Türkiye işçi sınıfı, 1 Mayıs 2025’e büyük bir tarihsel sorumlulukla giriyor. Emekçiler yalnızca ekonomik krizle değil, aynı zamanda iktidarın uyguladığı sınıfsal saldırı politikalarıyla karşı karşıya. Erdoğan-Şimşek ikilisinin yürüttüğü neoliberal kemer sıkma programı, son bir yılda milyonlarca işçinin sofrasındaki ekmeği küçültürken, temel yaşam hakkı olan barınma, beslenme, sağlık ve eğitim bile emekçiler için lüks haline geldi. Ücretlerin baskılandığı, sendikal hakların yok sayıldığı, grevlerin yasaklandığı bir düzende, 1 Mayıs sadece bir kutlama değil, iktidarın ve sermayenin siyasal ve ekonomik saldırılarına karşı bir kitlesel itiraz ve mücadele günü olarak tarihsel işlevini yeniden kazanıyor.

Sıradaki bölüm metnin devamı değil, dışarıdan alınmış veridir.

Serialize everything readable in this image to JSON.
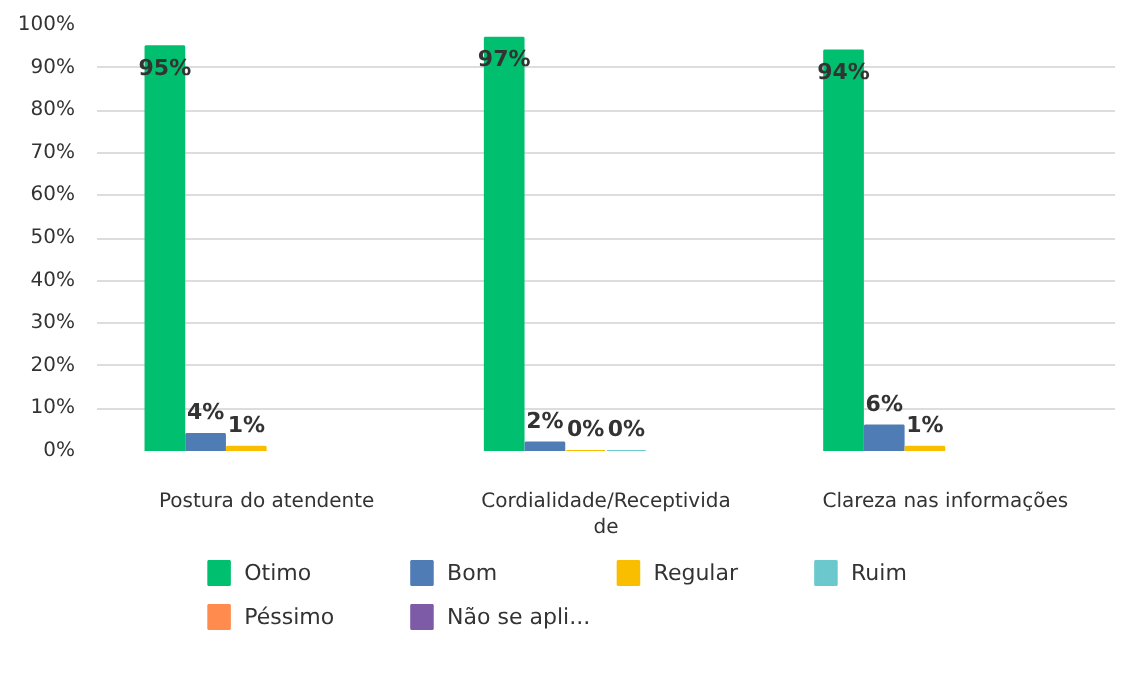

2025’e girerken işçi sınıfı bu karanlığı sessizlikle karşılamadı. Türkiye’nin dört bir yanında işçi direnişleri, grevler ve eylemler yaşandı. Metal ve tekstil başta olmak üzere farklı iş kollarından işçiler, sağlık ve eğitim emekçileri başta olmak üzere kamu emekçilerinin farklı kesimleri düşük ücret politikalarına, güvencesizliğe, hak kayıplarına, çalışma koşullarındaki kötüleşmeye karşı seslerini yükseltiler. Son olarak 19 Mart operasyonları sonrasında üniversitelerden, proje okullarında yaşanan sürgünlerle birlikte liselerden gençlerin kitlesel eylemleri ülke gündemini belirledi. Başta işçi sınıfı mücadelesi olmak üzere, farklı alanlardan yükselen kitlesel itirazların 1 Mayıs’ta alanlarda birleşmesi, hak arama mücadelesinin geleceği açısından ayrı bir önem taşıyor.

Türkiye, son yıllarda sendikal örgütlenmenin fiilen engellendiği, grev yasaklarının olağanlaştığı bir ülke haline geldi. Son yıllarda başlatılan neredeyse her grev “milli güvenlik” ya da “kamu sağlığı” gerekçesiyle yasaklandı. Grev hakkı olmayan bir ülkede toplu pazarlık bir anlam ifade etmez. Dahası, sendikal barajlar bugün işçilerin örgütlenme hakkını fiilen ortadan kaldıran bir işlev görüyor. Uzun yıllardır işçi örgütlenmelerinin önünde bir duvar gibi yükselen antidemokratik baraj sistemiyle, işçilerin büyük kısmı fiilen toplu sözleşme hakkından mahrum bırakılıyor. Bu nedenle “barajsız sendika, yasaksız grev ve güvenceli iş” talebi, 1 Mayıs ve sonrasında yürütülecek mücadele açısından sadece bir slogan değil, işçi sınıfının öncelikli talebi olarak yer almak zorunda.

Bu yıl 1 Mayıs’a katılmak, sefalet ücretlerine, güvencesizliğe, sendikasızlığa, seçme ve seçilme hakkı başta olmak üzere hak gasplarına ve iktidarın siyasal baskılarına karşı bir direniş iradesi ortaya koymak anlamına gelecek. 1 Mayıs’ta ülkenin her yerinde ekonomik ve siyasal taleplerle alanlara çıkmak, sermayeye ve onun sözcüsü iktidara örgütlü emeğin tarihsel gücünü yeniden hatırlatmak, ekonomik-siyasal karakterli saldırılar artarken meydanın boş olmadığını göstermek gerekiyor.

İktidarın yarattığı korku ikliminin dağılmaya başladığı böylesine önemli bir dönemde 1 Mayıs emeğin yeniden ayağa kalktığı, umudun büyütüldüğü yeni bir mücadele döneminin görkemli bir başlangıcı olmalıdır. Bunun için sendikalar ve emek örgütleri başta olmak üzere, her kesimin 1 Mayıs’ın kitlesel, yaygın ve güçlü olması için çalışması gerekiyor.

İşçi sınıfının evrensel anlamda birlik, mücadele ve dayanışma günü olan 1 Mayıs, ilk kutlandığı 1890 yılından bu yana işçi sınıfı tarihinin en önemli ve en özel günü olmayı sürdürüyor. Bu nedenle bu 1 Mayıs, takvimde sırası geldiği için değil; işçi ve emekçilerin en geniş kesimlerinin ortak talepler etrafında birleşmesi ve sürekli şikayet edilen bu düzeni değiştirmek için ileriye doğru atılacak bir adım olarak görülmesi önemli.